Posted by Dee Ann Miller
at 8:12 AM CST
Wed 02/06/2008
It's Never OK
Topic: Making Decisions
It is vitally important that all of us live by rules that are based on good judgment. Judgment for the greater good. I'm frequently surprised at how survivors of clergy sexual abuse sometimes are prone to discard rules of civility, apparently reasoning that since "God's representative" broke the rules, then it's okay to do some rule-breaking in order to bring attention to the problems of abuse. Not that this is a universal or even a common way of thinking. It just amazes me whenever I see someone manipulating statistics, for example, in order to make a point. I see this as counter-productive, for no scientific mind or professional is going to fail to see through such manipulation. It may surprise you to know that the same occurs with breast cancer. You've seen the 1 in 8 figures? Nobody bothers to tell you that this statistic is based on a life expectancy of 93. Yes, if every woman lived to be 93, there would be a 1 in 8 chance of getting the disease. That number was thrown around over a decade ago, just as it is today. Please correct me if I'm wrong, but I believe the life expectancy for women in 1995 was about 78. These scare tactics have been successful in raising money and alarm, but undue alarm. Breast cancer is a problem, I can certainly tell you as a victim of the horrific disease. I want attention called to the problem as much as anyone. Yet does this justify the misrepresentation of facts? As an author, I've had some instances of copyright violation committed by people who were either survivors or professionals in the role of advocacy. The LAST place I'd expect to find such a boundary violation is in the survivor population. Yet it's there.
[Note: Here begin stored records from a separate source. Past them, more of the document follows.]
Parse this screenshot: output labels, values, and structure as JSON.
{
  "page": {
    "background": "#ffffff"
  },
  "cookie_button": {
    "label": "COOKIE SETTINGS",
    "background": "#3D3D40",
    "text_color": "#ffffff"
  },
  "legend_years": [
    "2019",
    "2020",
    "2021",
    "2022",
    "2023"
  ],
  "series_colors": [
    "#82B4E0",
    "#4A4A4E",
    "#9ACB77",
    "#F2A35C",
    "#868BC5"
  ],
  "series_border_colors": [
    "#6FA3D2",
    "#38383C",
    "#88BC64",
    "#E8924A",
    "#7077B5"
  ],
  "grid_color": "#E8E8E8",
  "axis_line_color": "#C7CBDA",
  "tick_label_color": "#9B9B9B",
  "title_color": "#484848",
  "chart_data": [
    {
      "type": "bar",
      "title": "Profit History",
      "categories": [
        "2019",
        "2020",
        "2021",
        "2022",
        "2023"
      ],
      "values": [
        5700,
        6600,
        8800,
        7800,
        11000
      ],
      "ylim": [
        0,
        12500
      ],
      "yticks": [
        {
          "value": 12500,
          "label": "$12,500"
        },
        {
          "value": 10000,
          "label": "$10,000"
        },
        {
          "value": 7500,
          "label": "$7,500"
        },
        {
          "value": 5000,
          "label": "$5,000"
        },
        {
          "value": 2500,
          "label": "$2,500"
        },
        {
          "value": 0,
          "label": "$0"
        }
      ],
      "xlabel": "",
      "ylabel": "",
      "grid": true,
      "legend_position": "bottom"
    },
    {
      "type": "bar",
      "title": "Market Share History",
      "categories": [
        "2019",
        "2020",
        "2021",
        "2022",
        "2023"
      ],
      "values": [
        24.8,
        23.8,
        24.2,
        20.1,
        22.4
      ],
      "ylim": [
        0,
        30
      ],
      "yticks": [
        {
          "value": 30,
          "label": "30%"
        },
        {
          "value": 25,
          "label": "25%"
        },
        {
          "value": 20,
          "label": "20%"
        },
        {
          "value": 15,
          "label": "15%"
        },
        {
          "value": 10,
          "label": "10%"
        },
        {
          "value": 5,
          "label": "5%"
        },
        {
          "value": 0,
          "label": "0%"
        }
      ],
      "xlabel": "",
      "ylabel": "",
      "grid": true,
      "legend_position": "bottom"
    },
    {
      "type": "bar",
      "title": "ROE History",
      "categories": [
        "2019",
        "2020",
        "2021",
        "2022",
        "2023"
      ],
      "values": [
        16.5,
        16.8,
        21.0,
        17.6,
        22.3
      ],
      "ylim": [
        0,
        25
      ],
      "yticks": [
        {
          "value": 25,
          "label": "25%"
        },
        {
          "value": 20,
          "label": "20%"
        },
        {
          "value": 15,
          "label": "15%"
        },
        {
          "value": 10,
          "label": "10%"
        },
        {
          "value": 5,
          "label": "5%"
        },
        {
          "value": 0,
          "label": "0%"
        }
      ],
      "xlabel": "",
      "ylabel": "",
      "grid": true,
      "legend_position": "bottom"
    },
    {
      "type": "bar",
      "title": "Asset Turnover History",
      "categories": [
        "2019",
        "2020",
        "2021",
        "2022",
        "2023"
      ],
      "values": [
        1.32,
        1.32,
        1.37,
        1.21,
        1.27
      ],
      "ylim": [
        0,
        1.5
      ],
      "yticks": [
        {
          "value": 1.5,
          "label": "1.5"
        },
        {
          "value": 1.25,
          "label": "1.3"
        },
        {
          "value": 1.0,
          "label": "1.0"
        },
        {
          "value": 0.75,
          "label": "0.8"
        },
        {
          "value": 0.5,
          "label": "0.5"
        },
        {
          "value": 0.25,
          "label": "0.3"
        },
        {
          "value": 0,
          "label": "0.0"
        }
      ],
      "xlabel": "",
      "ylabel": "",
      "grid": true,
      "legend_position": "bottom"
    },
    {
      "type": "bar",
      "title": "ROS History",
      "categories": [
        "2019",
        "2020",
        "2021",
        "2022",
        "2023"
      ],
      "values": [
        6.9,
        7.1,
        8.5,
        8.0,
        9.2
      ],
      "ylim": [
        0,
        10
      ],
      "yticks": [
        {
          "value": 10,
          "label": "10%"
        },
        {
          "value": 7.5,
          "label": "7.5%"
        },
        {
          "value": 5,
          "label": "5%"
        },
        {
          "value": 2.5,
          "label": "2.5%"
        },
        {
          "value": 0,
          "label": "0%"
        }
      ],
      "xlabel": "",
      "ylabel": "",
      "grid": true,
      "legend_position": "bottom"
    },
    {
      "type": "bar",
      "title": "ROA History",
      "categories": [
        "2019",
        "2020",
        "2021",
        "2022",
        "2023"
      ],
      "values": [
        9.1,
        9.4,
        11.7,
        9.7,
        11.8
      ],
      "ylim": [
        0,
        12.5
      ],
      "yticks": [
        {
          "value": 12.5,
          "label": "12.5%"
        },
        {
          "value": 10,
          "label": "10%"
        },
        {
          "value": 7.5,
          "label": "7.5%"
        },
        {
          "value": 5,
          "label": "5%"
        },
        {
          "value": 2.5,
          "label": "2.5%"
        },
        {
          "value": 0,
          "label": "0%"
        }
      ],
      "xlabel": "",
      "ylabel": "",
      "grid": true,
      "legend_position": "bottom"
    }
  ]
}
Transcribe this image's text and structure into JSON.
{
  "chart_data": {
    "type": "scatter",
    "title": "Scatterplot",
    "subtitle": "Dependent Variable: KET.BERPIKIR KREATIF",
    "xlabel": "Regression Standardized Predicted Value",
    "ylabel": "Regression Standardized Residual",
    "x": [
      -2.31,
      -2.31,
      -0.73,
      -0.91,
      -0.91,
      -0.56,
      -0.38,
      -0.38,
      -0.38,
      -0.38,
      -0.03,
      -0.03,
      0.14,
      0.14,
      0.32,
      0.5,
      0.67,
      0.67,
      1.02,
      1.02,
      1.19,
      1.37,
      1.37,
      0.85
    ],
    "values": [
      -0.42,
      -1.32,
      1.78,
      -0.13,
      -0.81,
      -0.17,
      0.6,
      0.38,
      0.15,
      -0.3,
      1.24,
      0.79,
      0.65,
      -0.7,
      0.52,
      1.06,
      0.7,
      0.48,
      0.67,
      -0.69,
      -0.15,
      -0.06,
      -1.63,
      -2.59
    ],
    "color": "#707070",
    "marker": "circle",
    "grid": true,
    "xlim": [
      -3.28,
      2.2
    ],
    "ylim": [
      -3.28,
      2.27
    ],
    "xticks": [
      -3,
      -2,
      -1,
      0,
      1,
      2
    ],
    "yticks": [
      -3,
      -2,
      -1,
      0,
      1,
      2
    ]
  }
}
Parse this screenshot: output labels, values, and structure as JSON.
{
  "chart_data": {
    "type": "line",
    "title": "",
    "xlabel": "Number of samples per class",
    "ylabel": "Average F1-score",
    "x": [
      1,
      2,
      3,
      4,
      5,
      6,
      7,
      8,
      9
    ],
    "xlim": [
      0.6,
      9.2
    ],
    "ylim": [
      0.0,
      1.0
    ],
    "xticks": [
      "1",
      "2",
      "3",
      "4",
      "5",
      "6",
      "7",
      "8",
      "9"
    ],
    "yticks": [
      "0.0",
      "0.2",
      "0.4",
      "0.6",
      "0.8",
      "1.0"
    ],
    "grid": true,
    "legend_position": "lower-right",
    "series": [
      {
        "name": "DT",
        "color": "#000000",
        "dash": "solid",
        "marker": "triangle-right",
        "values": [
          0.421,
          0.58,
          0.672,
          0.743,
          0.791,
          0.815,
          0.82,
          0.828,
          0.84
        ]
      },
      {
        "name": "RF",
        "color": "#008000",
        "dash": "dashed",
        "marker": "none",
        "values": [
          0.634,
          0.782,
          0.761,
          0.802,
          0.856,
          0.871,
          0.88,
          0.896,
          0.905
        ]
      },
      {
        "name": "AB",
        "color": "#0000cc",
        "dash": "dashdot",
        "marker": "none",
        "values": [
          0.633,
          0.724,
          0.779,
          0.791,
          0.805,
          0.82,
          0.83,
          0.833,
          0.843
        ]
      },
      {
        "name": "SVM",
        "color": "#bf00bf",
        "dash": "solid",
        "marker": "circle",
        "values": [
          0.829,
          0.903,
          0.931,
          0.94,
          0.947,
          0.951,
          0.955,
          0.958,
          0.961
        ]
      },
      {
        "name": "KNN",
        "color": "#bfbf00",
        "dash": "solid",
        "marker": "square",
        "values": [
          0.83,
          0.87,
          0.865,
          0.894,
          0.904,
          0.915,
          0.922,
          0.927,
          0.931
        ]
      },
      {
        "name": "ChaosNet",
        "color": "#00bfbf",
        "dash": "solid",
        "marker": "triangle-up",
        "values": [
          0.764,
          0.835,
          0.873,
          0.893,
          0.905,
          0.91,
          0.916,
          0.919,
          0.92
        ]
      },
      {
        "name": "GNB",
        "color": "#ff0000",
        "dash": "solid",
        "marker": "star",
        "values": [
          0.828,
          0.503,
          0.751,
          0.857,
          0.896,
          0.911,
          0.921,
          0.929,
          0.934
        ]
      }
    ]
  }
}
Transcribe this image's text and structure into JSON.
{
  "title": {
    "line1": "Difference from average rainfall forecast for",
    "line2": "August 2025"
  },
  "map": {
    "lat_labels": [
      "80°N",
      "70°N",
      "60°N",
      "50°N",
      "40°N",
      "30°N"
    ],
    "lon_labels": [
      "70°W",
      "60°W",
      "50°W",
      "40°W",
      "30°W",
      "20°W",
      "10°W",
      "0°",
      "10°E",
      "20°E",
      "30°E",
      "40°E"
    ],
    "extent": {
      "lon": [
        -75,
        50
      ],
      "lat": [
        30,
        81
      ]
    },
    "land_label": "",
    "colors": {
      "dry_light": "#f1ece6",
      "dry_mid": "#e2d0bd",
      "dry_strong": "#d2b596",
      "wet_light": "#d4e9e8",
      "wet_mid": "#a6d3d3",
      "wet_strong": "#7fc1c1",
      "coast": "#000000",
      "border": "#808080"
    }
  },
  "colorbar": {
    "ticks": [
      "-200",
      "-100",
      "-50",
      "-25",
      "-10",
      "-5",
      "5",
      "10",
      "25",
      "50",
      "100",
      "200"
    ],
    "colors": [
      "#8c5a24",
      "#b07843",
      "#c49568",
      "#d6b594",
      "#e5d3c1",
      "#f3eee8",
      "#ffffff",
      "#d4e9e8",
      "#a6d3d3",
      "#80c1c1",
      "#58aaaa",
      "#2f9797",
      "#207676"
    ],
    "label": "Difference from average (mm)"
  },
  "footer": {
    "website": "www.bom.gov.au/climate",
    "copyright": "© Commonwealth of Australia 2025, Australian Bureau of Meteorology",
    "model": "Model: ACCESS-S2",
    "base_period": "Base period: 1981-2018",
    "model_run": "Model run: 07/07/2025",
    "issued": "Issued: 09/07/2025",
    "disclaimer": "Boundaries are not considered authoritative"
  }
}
Perhaps some would think I should not care. After all, the reasoning goes, you should be glad your work is being used. That's not the point! Boundary crossing is cheating, no matter how it's done. One can be cheated of time, money, reputation, or just an ability to make decisions that should be at the discretion of the one who was cheated. May we never cease to monitor our own behavior and conscience. It's never okay to cross boundaries, especially legal ones.